Where DLDs are used to protect the Employer against delays, contracts make use of performance guarantees to ensure that the facility does what it was intended to do.  This post looks at two types of guarantees and penalties that exist.

Guarantee on installed capacity

Prior to achieving practical completion, or meeting the commercial operation date (COD), there will be a list of activities that need to be completed.  These will include (amongst others) commissioning activities, pre-COD performance tests, and the submission of required documentation.  The contract is likely to require the Contractor to demonstrate that the constructed facility meets the stated technical specifications, including the overall installed capacity.

For instance, for a PV facility, this may mean that the nameplate capacities of all the modules installed need to add up to, say, at least 100MW.  If the Contractor finishes the installation, and for one reason or another, the modules do not add up to 100MW, the Employer would naturally be disinclined to pay the full contract price for an inferior product.

It is at this stage that the contract would allow for a reduction in the overall contract price, if the Contractor has under-delivered on the facility’s capacity.  Note, the contract should not include any allowance for the Contractor to receive additional funds if the facility is over capacity.

The calculation for amounts owed may be as simple as a pro-rata adjustment of the contract price based on capacity delivered, but this may differ from project to project, and technology to technology.

Guarantee on facility performance

The performance tests that take place prior to achieving COD are typically carried out over a week or two.  They are there to show that the facility can perform as expected, but they are not long enough to show if there are operational issues that may only show themselves over a longer period.  For instance, the pre-COD tests may take place during the low-wind season.  This means that the tests show how the facility operates when wind turbines don’t have to rotate at high speeds.

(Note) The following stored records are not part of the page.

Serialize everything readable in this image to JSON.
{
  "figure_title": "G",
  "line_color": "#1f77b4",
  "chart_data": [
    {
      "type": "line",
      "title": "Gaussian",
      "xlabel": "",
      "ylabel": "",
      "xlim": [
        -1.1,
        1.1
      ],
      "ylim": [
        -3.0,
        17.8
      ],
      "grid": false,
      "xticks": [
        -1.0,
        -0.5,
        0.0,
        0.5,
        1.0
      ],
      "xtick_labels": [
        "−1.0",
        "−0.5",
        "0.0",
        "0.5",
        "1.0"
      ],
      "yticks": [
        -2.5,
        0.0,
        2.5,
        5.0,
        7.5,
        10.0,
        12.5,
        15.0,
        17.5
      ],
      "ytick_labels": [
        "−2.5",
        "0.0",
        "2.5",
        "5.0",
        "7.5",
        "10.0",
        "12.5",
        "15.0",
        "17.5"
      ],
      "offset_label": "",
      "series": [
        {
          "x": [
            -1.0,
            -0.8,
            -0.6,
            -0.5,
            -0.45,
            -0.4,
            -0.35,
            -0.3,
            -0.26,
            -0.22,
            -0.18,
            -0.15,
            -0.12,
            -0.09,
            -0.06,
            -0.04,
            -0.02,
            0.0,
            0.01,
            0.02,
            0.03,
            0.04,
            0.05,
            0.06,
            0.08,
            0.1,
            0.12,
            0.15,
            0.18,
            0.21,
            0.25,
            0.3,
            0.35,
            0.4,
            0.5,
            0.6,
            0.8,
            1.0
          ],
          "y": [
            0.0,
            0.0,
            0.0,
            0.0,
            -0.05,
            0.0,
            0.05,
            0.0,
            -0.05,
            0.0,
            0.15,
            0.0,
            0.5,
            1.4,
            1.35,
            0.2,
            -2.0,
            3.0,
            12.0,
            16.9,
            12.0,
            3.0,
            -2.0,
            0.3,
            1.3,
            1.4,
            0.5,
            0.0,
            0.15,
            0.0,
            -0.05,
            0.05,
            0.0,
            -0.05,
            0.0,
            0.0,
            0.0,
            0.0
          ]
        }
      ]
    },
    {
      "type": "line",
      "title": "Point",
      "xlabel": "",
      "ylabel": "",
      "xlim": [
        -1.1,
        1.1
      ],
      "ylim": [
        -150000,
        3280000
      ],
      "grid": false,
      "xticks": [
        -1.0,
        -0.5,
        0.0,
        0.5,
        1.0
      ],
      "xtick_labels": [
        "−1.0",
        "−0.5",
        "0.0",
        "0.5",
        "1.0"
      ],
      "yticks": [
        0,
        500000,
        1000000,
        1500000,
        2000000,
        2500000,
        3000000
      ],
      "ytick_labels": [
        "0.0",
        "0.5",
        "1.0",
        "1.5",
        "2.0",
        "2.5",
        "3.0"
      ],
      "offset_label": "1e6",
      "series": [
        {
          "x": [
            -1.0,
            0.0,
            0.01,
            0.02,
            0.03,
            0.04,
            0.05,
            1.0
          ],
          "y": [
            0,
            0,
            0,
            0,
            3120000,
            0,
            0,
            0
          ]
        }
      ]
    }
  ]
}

Enter the performance monitoring period.  This often overlaps with the Defect Liability Period (during which the Contractor is on the hook for any equipment or construction defects that show their face), but is not necessarily directly linked to this (more on the DLP later).

The performance monitoring period is normally about a one or two year period, during which the facility’s operation is monitored.  Its performance is compared to what was expected, given the available solar/wind/other resources, and the Contractor is liable to compensate the Employer for any underperformance.

The method of determining the amount payable is carried out upfront, through the calculations specified in the contract for Performance Liquidated Damages.

PLDs should:

  • Be reflective of the losses incurred by the Employer for any facility underperformance
  • Be sufficient to compensate the Employer for the facility’s operational life (say 20 years)
  • Be a good balance between compensating the Employer without increasing the contract price to an excessive level
  • Not double-penalise the Contractor for any reduction in installed capacity, if there has already been an adjustment to the contract price, pre-COD
  • Clearly reflect any cap on PLDs that may apply (note there may be an aggregated cap on both PLDs and DLDs)

Lastly, as with DLDs, the Employer should be incredibly cautious of engaging in any activities during the Contractor’s execution of the works that may be construed as a direct request or order, which may be argued to have impacted on the facility’s performance.  While the Employer may choose to have close involvement during the project, the decisions made in designing and constructing the facility are up to the Contractor, and any direct instructions (not relating to H&S or environmental compliance issues) should be avoided wherever possible.